Many of these works are still in public collections — mostly in Hungary and surrounding countries — but their ownership is buried in files, uncatalogued online, or mislabeled to obscure their history. Artificial intelligence and digital archives now make it possible to identify works that were invisible to claimants just a few years ago. The COVID-19 pandemic further slowed archival access and legal action. Without an extension, heirs who finally uncover evidence may still be turned away because of an arbitrary 2027 deadline.

Museums in the United States have a unique opportunity here. By supporting solutions that remove procedural barriers, they can demonstrate leadership, strengthen public trust, and model the ethical stewardship they claim to uphold. Holocaust art claims are not limitless; they are finite, based on specific evidence, and resolving them brings closure for families while enhancing institutional integrity.

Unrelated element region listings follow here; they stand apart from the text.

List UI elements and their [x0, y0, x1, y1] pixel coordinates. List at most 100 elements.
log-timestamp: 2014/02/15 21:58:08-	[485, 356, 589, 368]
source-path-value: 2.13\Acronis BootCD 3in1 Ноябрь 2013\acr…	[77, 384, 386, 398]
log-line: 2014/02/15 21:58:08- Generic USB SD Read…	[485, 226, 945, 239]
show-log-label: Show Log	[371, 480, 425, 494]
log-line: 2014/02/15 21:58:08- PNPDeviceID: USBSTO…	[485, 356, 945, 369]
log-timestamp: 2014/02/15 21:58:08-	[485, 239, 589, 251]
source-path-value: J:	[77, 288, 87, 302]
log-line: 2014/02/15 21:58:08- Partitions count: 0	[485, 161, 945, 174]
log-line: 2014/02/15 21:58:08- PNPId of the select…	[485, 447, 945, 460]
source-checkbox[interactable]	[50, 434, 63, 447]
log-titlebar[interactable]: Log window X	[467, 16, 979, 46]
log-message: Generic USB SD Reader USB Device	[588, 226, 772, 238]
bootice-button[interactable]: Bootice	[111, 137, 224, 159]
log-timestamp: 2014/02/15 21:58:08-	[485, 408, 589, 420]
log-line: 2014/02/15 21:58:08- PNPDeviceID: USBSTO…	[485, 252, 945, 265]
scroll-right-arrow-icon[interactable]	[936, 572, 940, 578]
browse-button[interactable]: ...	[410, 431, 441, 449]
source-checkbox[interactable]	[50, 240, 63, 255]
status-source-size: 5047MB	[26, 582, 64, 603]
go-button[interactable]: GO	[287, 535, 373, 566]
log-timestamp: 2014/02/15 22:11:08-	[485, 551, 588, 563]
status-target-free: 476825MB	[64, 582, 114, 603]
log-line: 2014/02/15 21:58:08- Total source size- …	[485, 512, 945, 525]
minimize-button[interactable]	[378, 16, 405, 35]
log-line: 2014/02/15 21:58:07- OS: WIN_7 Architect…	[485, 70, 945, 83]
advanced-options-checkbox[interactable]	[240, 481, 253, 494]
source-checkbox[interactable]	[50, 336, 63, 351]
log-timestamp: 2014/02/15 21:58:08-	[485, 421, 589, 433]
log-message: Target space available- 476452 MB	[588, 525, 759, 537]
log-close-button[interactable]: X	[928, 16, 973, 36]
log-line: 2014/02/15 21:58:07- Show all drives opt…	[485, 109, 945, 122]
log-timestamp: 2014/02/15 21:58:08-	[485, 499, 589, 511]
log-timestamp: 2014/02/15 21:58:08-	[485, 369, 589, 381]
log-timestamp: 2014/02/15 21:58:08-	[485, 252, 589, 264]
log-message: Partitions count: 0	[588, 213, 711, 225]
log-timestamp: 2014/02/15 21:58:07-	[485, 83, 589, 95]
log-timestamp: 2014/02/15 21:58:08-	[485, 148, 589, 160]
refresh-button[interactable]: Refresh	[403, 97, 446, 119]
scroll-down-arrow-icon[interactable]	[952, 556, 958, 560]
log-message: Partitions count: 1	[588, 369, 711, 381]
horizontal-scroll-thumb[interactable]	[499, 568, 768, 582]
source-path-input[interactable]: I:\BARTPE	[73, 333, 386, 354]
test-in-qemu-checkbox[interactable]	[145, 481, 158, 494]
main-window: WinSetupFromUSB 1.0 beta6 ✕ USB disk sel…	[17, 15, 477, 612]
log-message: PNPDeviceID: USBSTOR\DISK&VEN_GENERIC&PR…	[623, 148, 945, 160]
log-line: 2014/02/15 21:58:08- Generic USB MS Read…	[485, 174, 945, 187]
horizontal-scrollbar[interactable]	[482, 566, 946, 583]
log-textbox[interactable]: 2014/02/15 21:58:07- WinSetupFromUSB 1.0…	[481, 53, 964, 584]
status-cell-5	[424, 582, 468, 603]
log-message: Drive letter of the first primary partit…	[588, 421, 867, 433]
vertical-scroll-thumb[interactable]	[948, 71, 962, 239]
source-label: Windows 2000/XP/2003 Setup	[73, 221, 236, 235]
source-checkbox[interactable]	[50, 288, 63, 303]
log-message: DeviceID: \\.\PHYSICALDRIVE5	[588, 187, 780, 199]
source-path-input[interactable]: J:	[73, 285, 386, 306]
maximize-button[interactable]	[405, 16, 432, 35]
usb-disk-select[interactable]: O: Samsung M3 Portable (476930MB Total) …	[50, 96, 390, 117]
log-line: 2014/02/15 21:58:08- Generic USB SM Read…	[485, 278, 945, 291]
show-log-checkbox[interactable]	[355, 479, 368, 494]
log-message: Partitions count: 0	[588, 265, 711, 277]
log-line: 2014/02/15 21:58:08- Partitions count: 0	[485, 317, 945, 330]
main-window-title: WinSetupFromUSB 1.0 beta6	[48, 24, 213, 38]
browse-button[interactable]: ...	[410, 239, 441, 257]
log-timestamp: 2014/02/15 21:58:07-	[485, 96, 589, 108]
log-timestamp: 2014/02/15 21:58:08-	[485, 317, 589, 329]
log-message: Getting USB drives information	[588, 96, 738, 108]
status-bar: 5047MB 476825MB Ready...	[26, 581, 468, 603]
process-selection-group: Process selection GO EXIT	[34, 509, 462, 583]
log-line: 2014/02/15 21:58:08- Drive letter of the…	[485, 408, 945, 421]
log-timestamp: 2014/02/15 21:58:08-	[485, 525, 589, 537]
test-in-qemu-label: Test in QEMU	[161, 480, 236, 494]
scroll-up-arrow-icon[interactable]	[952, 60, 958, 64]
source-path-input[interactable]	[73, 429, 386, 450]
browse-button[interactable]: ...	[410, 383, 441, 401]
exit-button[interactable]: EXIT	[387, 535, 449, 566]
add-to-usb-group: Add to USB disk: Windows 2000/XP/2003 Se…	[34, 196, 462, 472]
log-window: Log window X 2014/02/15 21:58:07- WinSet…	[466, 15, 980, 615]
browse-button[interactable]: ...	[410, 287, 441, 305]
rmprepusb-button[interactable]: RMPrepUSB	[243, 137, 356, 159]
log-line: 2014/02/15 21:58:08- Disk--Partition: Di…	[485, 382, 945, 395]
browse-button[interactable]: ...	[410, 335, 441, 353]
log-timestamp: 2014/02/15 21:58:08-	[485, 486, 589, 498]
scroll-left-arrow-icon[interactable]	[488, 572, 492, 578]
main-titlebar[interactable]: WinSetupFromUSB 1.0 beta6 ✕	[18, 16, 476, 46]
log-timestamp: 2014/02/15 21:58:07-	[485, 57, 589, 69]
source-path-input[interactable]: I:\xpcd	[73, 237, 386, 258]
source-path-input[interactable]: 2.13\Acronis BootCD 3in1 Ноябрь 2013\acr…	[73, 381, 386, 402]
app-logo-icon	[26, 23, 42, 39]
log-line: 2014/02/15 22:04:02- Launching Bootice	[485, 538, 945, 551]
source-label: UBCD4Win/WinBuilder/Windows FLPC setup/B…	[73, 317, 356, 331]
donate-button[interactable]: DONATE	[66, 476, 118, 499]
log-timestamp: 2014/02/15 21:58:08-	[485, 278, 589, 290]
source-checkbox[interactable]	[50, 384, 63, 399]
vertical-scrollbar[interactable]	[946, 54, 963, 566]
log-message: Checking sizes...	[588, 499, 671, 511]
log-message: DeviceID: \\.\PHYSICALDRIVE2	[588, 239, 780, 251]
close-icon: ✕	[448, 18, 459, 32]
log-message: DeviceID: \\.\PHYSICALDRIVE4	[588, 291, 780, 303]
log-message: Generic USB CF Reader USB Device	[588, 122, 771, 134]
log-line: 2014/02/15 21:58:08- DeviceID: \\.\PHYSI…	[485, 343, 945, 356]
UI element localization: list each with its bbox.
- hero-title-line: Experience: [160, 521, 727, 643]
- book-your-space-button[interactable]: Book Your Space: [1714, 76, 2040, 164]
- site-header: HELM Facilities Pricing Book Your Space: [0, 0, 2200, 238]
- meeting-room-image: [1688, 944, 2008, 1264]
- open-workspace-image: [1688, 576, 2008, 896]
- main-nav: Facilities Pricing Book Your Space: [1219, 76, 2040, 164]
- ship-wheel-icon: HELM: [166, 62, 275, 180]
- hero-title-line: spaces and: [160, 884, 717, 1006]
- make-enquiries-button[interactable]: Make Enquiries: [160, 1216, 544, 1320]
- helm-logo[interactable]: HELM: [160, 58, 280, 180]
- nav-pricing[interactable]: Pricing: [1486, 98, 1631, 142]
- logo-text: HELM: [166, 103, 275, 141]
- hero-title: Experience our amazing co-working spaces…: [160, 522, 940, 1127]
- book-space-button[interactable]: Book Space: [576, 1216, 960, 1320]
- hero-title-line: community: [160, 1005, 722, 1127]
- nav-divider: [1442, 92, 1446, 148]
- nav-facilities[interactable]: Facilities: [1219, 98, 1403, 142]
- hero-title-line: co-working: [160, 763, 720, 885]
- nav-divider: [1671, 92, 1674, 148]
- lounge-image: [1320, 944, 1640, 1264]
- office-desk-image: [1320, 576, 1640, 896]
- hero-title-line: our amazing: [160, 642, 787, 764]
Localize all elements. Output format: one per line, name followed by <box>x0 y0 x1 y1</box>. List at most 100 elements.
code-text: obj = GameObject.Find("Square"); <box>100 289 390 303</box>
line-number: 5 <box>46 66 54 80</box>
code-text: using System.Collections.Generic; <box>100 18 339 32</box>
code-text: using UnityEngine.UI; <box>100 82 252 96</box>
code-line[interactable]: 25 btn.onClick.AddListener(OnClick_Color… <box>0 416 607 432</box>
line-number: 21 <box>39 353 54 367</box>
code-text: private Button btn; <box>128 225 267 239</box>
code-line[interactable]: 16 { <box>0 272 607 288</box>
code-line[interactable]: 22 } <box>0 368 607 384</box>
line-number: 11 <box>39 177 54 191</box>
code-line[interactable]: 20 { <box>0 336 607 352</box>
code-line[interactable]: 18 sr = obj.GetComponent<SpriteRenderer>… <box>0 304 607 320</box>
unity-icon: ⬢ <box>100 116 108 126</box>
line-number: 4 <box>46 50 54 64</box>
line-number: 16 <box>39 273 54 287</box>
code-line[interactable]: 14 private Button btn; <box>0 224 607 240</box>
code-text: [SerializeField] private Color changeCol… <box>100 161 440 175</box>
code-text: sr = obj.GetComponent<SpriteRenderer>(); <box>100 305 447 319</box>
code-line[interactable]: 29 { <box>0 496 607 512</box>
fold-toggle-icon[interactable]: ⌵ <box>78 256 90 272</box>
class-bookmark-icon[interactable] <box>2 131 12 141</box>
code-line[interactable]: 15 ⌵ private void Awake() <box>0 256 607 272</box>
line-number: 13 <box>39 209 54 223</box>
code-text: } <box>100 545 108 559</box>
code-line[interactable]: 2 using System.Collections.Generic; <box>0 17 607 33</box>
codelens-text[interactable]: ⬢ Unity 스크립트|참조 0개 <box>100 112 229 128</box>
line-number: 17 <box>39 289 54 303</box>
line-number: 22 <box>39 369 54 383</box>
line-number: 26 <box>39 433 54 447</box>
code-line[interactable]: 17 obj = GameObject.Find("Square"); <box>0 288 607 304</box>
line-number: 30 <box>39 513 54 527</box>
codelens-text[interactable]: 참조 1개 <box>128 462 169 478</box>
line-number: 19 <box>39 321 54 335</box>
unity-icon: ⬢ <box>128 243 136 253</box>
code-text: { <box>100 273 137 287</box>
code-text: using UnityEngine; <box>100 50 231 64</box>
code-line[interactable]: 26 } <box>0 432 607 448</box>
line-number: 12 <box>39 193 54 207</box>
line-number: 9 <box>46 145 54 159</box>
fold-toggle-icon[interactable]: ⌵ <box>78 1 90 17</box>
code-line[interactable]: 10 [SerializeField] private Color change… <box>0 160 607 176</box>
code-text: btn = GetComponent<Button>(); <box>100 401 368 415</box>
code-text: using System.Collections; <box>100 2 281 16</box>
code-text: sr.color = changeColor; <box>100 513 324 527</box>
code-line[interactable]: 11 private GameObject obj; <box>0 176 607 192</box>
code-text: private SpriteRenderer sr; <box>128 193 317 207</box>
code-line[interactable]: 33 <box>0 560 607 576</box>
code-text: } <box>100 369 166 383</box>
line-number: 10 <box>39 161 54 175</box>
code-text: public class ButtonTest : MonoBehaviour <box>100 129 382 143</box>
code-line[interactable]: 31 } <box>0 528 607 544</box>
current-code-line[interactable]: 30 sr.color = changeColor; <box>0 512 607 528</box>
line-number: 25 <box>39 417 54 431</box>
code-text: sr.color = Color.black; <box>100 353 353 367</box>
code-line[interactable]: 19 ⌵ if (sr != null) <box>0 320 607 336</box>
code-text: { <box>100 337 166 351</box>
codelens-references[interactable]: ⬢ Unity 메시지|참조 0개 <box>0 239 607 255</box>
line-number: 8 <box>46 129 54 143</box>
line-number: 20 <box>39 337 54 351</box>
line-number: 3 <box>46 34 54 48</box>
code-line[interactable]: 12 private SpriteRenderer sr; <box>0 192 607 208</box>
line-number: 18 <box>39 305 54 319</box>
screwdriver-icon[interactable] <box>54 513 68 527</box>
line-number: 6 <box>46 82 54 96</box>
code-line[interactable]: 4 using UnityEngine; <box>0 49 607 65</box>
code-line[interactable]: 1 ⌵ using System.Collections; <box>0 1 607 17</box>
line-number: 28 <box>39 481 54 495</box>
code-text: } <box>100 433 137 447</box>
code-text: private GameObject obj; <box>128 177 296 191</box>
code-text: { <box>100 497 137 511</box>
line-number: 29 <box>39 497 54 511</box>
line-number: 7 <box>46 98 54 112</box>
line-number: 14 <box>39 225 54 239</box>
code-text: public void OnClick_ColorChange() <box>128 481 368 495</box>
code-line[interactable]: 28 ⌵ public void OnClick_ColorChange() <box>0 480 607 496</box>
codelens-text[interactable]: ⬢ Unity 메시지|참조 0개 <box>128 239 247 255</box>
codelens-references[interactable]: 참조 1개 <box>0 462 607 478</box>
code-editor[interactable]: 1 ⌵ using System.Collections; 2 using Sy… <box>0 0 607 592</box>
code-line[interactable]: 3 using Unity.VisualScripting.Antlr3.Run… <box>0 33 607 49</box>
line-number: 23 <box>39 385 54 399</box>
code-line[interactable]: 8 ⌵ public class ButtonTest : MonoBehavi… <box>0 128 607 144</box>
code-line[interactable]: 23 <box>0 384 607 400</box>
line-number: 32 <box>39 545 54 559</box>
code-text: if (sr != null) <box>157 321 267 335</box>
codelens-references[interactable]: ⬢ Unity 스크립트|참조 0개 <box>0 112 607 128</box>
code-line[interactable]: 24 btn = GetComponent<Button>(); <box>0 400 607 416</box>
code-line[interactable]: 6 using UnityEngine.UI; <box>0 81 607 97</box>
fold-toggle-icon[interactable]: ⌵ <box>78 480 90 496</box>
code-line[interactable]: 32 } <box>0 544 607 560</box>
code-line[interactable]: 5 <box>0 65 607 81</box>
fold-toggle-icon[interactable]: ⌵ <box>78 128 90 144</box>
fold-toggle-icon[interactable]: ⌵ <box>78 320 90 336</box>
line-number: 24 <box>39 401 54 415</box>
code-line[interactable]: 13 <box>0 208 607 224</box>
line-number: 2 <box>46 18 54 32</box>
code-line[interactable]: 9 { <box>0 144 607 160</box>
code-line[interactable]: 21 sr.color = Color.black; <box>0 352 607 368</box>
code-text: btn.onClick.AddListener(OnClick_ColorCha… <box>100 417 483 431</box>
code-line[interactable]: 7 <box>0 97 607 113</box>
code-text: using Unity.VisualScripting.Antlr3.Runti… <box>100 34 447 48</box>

The HEAR Act Improvements of 2025 reflect a broader truth: Justice for stolen cultural property depends on access — to archives, to courts, and to time enough for the evidence to be found and cases to be heard. For families, these works are not merely paintings or sculptures; they are fragments of stolen lives. Returning them is not charity; it is the fulfillment of justice long denied, part of an unfinished historical reckoning, one that museums should want to complete.